The validator runs inside the call stack of the write but outside the database transaction.In append mode the validator's exists and readFile calls happen on the routed MountableFs and are not enclosed in the same Postgres transaction as the eventual append. A concurrent writer could change the file between the read and the append, leaving the validation snapshot stale. Each chat has one running agent in practice, so concurrent writers on the fragments file are unlikely, but the gap is not enforced by code. That is the right place for it. A schema-level constraint cannot reject malformed JSONL inside a BYTEA payload, and a separate validation service would have to re-read the file the agent just wrote. Hooking the hot path catches the bad input where it originated, with one synchronous check.

Concurrent Writers, Symlink Escapes, and the 10 MiB Read Wall

Three failure windows are worth naming honestly.

Concurrent writes to the same path. PostgresFs.writeFile does an UPSERT on fs_entries followed by a DELETE FROM fs_chunks and a chunk re-insert, all inside one transaction. With Postgres' default Read Committed isolation and no SELECT ... FOR UPDATE on the entry row, two writers racing on the same path can interleave at the row-lock level. A reader executing between one writer's chunk delete and its re-insert can see an fs_entries.size that does not match the byte total of the visible chunks. The transaction guarantees self-consistency for a single connection. It does not buy strict serializability across writers.

The 10 MiB read wall. readFile and readFileBuffer always materialise the entire file in memory by concatenating chunks back into a single Uint8Array. The upload route caps inputs at 10 MiB, but the read path does not stream. A future feature that loads a large artifact — a recorded chat transcript, a generated dataset export — will pin Node memory for the duration of the read. The chunk schema would support a streaming reader; nothing currently uses one.

What This Design Does Not Buy You

The simplification is not free, and a few of the trade-offs are worth naming so a future maintainer is not surprised.
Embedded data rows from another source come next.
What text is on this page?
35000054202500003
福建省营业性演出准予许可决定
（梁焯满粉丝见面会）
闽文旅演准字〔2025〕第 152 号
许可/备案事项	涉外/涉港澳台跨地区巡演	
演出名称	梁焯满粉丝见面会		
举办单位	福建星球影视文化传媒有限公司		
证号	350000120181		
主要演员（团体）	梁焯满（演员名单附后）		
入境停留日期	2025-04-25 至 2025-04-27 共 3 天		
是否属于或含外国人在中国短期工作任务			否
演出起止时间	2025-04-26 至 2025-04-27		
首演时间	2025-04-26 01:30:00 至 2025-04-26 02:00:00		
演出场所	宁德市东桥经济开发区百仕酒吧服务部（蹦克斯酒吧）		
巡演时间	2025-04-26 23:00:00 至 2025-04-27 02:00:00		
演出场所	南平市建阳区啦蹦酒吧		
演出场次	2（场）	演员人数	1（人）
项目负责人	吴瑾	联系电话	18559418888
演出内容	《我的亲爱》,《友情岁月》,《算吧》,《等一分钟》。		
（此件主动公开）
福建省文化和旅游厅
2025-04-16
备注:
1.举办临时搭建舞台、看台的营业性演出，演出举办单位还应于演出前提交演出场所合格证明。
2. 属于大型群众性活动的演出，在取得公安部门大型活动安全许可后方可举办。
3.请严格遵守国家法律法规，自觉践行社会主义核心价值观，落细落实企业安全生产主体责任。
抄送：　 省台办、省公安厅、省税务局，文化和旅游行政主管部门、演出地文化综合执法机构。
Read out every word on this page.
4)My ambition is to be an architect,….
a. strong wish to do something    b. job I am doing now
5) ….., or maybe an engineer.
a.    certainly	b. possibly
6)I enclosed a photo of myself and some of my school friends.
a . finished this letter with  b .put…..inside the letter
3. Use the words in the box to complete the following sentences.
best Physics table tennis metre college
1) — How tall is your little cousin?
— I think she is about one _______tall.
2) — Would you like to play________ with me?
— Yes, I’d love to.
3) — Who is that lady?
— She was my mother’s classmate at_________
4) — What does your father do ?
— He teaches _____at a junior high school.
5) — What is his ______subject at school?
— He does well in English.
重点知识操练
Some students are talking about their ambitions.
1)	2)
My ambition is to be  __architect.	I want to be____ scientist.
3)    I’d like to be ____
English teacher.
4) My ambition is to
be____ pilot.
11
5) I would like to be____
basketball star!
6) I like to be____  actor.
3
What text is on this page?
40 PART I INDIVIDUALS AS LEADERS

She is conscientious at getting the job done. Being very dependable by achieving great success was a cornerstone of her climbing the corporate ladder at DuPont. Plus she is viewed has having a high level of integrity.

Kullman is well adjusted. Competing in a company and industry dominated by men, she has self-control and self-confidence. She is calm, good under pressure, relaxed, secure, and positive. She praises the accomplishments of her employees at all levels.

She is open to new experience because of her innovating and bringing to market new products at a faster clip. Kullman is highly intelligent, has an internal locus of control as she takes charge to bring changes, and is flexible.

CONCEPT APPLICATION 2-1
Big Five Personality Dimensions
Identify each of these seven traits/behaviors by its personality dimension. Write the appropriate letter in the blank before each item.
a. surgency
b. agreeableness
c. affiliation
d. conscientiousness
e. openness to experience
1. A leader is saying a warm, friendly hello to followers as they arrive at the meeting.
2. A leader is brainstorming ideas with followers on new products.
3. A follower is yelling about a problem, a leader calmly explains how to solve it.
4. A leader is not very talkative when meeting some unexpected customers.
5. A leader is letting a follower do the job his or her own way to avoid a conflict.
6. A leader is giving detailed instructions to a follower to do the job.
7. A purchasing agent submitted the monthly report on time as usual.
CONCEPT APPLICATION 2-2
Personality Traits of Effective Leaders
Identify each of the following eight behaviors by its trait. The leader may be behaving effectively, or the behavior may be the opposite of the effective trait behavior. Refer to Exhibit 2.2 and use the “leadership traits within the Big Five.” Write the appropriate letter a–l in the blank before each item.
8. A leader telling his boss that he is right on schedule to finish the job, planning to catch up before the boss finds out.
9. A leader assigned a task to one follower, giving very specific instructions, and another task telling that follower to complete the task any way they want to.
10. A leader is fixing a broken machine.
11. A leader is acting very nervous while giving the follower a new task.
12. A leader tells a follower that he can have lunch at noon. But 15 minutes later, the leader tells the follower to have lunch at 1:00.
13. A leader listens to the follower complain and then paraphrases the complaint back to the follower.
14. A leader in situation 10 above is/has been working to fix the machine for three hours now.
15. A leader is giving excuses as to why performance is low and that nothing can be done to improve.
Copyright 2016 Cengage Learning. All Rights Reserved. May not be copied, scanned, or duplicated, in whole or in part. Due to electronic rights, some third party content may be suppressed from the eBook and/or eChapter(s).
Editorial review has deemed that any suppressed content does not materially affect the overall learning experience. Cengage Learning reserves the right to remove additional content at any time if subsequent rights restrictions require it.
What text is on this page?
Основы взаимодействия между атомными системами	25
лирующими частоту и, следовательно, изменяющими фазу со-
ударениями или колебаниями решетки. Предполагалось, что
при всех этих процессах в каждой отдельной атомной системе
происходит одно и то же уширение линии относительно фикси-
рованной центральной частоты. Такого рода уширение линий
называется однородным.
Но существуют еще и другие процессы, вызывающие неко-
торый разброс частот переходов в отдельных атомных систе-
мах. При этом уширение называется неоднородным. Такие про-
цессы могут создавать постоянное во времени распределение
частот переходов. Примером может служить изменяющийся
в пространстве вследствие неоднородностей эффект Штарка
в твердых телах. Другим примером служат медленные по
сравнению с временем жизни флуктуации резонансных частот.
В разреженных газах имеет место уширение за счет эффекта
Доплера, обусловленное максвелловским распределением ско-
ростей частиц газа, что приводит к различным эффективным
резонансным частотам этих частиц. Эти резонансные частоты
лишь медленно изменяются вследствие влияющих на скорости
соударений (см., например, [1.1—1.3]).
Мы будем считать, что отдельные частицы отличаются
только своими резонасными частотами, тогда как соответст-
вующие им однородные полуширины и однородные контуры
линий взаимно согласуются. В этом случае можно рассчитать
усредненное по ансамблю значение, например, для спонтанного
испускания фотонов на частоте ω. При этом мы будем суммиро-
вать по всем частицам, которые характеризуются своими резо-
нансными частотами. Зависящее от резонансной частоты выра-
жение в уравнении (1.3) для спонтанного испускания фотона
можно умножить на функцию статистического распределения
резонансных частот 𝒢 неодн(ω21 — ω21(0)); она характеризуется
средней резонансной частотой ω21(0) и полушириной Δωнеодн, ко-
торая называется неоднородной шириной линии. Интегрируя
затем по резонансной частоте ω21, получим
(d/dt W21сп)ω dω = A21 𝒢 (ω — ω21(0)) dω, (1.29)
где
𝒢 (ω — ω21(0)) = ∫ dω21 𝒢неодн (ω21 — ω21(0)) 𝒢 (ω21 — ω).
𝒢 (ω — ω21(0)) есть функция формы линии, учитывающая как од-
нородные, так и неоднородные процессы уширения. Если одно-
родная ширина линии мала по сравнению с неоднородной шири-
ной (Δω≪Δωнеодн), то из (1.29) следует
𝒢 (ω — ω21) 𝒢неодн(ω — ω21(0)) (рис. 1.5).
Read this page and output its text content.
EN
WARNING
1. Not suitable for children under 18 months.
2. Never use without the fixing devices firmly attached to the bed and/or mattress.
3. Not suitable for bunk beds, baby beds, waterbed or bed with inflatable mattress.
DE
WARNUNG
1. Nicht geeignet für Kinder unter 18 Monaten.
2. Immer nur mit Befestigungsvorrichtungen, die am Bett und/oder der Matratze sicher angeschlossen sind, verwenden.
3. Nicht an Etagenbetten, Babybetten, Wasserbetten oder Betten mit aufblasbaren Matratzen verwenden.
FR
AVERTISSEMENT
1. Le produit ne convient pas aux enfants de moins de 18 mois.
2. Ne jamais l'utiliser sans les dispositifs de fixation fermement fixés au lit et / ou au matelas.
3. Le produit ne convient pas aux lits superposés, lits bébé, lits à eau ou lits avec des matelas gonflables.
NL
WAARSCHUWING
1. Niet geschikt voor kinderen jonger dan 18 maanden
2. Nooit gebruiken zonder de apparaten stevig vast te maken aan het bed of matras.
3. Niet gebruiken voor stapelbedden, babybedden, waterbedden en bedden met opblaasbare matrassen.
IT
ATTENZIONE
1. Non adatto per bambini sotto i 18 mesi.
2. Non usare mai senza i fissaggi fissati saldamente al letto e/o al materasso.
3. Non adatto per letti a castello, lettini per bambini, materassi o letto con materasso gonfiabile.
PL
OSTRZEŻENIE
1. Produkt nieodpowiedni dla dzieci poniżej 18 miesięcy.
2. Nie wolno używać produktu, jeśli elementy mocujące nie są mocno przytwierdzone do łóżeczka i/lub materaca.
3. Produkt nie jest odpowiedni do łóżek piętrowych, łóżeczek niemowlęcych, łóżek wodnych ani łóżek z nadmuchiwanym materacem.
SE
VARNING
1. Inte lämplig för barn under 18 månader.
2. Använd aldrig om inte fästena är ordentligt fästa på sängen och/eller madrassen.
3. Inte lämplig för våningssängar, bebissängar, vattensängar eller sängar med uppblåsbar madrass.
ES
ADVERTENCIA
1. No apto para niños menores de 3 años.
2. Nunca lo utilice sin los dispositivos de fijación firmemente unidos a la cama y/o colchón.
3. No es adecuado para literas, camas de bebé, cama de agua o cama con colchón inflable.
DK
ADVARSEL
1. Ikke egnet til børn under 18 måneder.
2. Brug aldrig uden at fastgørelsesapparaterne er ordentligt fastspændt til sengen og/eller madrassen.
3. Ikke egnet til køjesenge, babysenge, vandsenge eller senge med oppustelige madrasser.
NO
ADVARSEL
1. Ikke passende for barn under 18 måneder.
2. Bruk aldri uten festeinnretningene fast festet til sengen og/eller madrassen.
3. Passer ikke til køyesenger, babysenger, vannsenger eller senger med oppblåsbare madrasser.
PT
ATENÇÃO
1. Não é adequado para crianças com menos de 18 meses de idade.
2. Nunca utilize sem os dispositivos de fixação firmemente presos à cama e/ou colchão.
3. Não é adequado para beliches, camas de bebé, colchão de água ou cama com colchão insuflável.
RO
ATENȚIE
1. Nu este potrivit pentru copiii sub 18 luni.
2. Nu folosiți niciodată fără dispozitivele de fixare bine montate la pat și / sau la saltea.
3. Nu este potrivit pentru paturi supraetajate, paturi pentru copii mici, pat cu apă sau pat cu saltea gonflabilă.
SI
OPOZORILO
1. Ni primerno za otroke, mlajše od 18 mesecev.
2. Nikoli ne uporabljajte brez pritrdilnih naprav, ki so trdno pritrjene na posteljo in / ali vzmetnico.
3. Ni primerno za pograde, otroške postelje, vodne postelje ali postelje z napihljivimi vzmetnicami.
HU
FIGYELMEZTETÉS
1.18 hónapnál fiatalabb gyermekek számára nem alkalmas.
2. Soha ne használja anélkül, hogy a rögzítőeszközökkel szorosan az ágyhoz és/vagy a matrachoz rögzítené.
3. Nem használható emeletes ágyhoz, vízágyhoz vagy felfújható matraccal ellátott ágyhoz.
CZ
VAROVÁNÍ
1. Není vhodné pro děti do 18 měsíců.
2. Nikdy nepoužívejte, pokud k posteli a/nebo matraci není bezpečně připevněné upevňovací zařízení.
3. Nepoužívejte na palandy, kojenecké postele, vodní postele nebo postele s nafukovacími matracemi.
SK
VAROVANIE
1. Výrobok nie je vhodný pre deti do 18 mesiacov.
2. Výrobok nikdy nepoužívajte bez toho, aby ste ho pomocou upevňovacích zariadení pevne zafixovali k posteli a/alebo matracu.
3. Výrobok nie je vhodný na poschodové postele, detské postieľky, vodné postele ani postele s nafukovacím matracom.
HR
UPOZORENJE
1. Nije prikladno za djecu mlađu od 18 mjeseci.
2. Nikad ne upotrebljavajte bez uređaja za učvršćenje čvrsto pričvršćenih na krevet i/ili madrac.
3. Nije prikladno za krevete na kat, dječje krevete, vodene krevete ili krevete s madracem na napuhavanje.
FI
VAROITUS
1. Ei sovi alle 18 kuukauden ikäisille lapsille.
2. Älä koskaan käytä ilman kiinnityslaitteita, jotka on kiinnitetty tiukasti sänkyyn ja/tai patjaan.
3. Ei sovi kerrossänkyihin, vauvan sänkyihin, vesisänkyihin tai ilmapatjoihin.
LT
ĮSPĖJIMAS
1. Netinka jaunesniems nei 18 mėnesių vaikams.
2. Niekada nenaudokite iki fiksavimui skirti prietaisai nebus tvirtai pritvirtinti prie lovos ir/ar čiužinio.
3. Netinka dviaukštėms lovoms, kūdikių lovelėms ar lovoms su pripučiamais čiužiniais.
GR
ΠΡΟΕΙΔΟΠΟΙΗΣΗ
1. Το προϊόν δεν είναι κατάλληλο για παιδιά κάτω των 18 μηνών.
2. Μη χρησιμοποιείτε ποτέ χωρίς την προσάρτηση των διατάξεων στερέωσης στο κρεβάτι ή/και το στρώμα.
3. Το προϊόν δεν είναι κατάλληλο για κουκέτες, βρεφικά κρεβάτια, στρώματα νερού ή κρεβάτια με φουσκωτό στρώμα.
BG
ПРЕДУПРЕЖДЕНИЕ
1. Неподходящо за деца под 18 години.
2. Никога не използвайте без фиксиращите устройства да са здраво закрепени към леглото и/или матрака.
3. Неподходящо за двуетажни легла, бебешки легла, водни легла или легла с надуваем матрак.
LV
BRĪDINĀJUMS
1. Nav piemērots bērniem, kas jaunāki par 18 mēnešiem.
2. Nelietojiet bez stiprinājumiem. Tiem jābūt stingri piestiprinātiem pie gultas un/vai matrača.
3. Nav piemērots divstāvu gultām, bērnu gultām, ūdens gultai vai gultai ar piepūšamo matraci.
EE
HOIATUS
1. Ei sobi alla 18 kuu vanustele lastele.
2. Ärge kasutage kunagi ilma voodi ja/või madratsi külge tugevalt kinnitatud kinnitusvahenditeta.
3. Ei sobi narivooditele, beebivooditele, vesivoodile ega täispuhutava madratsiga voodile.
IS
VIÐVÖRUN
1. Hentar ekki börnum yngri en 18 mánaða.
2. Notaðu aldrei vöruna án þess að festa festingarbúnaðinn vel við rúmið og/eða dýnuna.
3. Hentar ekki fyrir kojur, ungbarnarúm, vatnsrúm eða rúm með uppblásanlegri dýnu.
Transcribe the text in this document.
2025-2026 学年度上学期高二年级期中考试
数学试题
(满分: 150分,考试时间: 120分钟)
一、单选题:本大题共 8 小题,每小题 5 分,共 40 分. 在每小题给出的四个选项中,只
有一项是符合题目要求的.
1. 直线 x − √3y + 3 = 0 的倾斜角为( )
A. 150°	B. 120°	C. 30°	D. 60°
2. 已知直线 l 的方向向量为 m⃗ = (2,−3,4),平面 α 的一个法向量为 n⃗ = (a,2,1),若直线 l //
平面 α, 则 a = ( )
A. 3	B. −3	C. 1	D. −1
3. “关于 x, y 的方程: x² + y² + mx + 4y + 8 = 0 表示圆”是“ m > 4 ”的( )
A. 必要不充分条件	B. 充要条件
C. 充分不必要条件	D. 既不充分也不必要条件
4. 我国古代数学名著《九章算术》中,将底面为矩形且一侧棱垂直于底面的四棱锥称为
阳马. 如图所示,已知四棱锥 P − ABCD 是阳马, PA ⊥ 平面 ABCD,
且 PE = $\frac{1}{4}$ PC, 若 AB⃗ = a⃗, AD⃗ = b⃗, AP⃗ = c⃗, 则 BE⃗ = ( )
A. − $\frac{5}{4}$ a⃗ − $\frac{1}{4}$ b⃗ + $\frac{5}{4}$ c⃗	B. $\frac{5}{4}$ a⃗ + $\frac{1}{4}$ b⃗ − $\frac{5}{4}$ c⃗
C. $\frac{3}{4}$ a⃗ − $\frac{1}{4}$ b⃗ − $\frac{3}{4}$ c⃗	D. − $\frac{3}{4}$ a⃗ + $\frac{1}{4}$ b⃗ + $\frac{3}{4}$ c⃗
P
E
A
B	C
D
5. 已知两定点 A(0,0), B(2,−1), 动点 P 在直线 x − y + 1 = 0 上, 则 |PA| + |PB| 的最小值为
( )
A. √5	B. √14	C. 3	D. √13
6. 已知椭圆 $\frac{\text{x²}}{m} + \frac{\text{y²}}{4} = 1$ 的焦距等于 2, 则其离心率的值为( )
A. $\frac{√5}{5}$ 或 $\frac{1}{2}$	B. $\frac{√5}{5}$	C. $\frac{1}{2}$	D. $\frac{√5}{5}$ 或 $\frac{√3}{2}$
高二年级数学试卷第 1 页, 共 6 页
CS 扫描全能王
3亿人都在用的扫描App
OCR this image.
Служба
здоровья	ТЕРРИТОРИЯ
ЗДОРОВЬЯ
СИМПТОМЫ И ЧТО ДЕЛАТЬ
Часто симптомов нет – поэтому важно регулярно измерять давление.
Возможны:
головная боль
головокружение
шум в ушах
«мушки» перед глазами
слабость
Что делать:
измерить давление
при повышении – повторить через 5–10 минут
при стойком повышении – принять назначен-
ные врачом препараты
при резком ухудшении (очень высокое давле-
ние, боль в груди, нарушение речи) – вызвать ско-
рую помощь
JSONL validation is hard-coded to one path. The hook in AgentChatFs.writeFile fires only when the normalised path equals /.agent/fragments.jsonl. Other JSONL files in the tree — datasets, exports, chat transcripts — are not validated by this layer. Adding validation for a second file requires editing AgentChatFs directly; there is no extensible registry.

No per-tenant quota. The upload route caps a single upload at 10 MiB, but nothing checks the cumulative size of /.user/... or /agents/${agentId}/.... A long-lived agent that writes prolifically to its shared subtree can grow without bound. The artifact UI auto-renames on collision; it does not push back on total volume.

No background reaper for orphan rows. The cascade on fs_chunks keeps payload consistent with entries. There is no equivalent for "directory rows whose subtree has been deleted by an ad-hoc SQL statement" — and there cannot be, because the schema does not model parents. readdir is a prefix query, so an orphaned directory row simply stops appearing in listings; the inconsistency is silent.

MEMORY.md is materialised on read if missing. A read of /.user/memory/MEMORY.md on a fresh user-agent pair returns an instructional placeholder string instead of throwing ENOENT. The behaviour is intentional — the agent's memory tooling expects the file to "exist" — but tools that distinguish "no file" from "file with content" need to be aware that this one path lies.

No integration tests for the composite stack inside the repo. The vendored PostgresFs is presumed to have its own coverage upstream; the specific composition of MountableFs mounts, ScopedFs wrappers, and the JSONL hook does not. The stack is exercised end-to-end by manual playground runs and by the agent itself; nothing pins the contracts in CI.

The design buys a lot. One Postgres schema with two tables holds every agent artifact in the system. Tenant isolation is three lines of string concatenation. A bad onboarding fragment never reaches the database. The cost is the list above — and the honest answer is that for the workloads this system runs today, the cost is the cheaper side of the trade.